[R] combining mathematical notation and value substitution

[Faheem Mitha]

On Sun, 22 Jun 2003, Thomas Lumley wrote:

> On Sun, 22 Jun 2003, Faheem Mitha wrote:
> > If I'm doing this correctly, R does not seem to think it is a call.
> >
> > > is.call("Monotonic Multigamma run (" * n == len * ", " * theta == t1
> > * ").")
> > Error in "Monotonic Multigamma run (" * n :
> >         non-numeric argument to binary operator
>
> R is trying to *evaluate*
>   "Monotonic Multigamma run ("* n==len etc
> which doesn't work.  Remember, is.call(), like any normal function, will
> be passed the *value* of its arguments.

Hmm. I'm trying to distinguish in my mind the value of an expression and
the expression itself. For some reason it reminds me of the following
exchange, from "Through the Looking-Glass".

**********************************************************************

"...The name of the song is called 'Haddocks' Eyes.'"

"Oh, that's the name of the song, is it?" Alice said, trying to feel
interested.

"No, you don't understand," the Knight said, looking a little vexed.
"That's what the name is called. The name really is 'The Aged, Aged Man.'"

"Then I ought to have said 'That's what the song is called'?" Alice
corrected herself.

"No you oughtn't: that's another thing. The song is called 'Ways and
Means' but that's only what it's called, you know!"

"Well, what is the song then?" said Alice, who was by this time completely
bewildered.

"I was coming to that," the Knight said. "The song really is 'A-sitting On
a Gate': and the tune's my own invention."
**********************************************************************

> You could try
>   is.call(quote("Monotonic Multigamma run("*n==len))
> which is TRUE.
>
> > It considers it a valid R expression though.
> >
> > > (mode(expression("Monotonic Multigamma run (" * n == len * ", " * theta
> > == t1 * ").")))
> > [1] "expression"
> >
>
> That's because expression() returns an expression.
>
> >
> > The clearest description I have seen of a call is in S Poetry, where it
> > says
> >
> > "Mode call represents objects that are calls to a function. The first
> > component of a call is the name (mode name) of the function being called.
> > The rest of the call is the arguments given."
> >
> > This certainly is how calls are constructed using call(...), but I'm not
> > sure how it fits in with an expression like the one above. What is the
> > function being called in that case, for example?
>
> Well, we can find out.

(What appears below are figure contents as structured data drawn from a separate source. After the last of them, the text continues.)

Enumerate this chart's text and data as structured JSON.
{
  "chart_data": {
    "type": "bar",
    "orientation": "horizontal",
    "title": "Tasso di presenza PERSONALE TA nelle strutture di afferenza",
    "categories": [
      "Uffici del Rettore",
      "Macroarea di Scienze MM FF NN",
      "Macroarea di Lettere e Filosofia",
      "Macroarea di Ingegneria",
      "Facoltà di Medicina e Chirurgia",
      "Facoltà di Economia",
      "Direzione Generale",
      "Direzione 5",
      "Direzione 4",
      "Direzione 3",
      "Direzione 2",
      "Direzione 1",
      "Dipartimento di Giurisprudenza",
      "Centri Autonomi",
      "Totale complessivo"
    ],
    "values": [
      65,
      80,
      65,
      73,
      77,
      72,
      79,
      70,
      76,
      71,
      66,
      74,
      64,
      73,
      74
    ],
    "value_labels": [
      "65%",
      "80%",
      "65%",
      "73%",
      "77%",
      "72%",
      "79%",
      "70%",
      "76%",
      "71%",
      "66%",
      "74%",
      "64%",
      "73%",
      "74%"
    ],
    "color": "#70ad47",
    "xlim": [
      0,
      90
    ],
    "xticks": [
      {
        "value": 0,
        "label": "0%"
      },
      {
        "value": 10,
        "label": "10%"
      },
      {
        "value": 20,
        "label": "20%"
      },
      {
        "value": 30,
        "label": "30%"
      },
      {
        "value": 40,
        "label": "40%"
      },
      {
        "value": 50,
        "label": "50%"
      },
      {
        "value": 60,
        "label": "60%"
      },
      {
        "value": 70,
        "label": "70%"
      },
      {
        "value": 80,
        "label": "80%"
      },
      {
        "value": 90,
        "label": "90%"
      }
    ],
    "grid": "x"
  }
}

It must be either * or ==, but it isn't immediately
> obvious which one ends up at the top level
>
> > thing <- quote("Monotonic Multigamma Run ("*n==len* ", " * theta
> ==t1*").")
> > mode(thing)
> [1] "call"
> > length(thing)
> [1] 3
> > thing[[1]]
> ==
> > thing[[2]]
> "Monotonic Multigamma Run (" * n == len * ", " * theta
> > thing[[3]]
> t1 * ")."
> > mode(thing[[2]])
> [1] "call"
> > mode(thing[[3]])
> [1] "call"
> > thing[[2]][[1]]
> ==
> > thing[[3]][[1]]
> *
>
> So it is a call to ==, with two arguments, each itself a call.  The first
> arguemetn is also a call to == and the second is a call to *. And so on in
> a tree structure.

This is very interesting. I had convinced myself that an expression could
not become a call unless created explicitly by call, because it could not
know out of all the possible call structures which one to turn the
expression into. However, it appears this is not the case. So, naturally,
this makes me wonder, what rules are used to make the structure, out of
all the various possibilities. For example, the function in the call could
have corresponded to one of the *'s, and then the rest of the structure
would have been different. And is this rule part of the language
definition?

                                                            Faheem.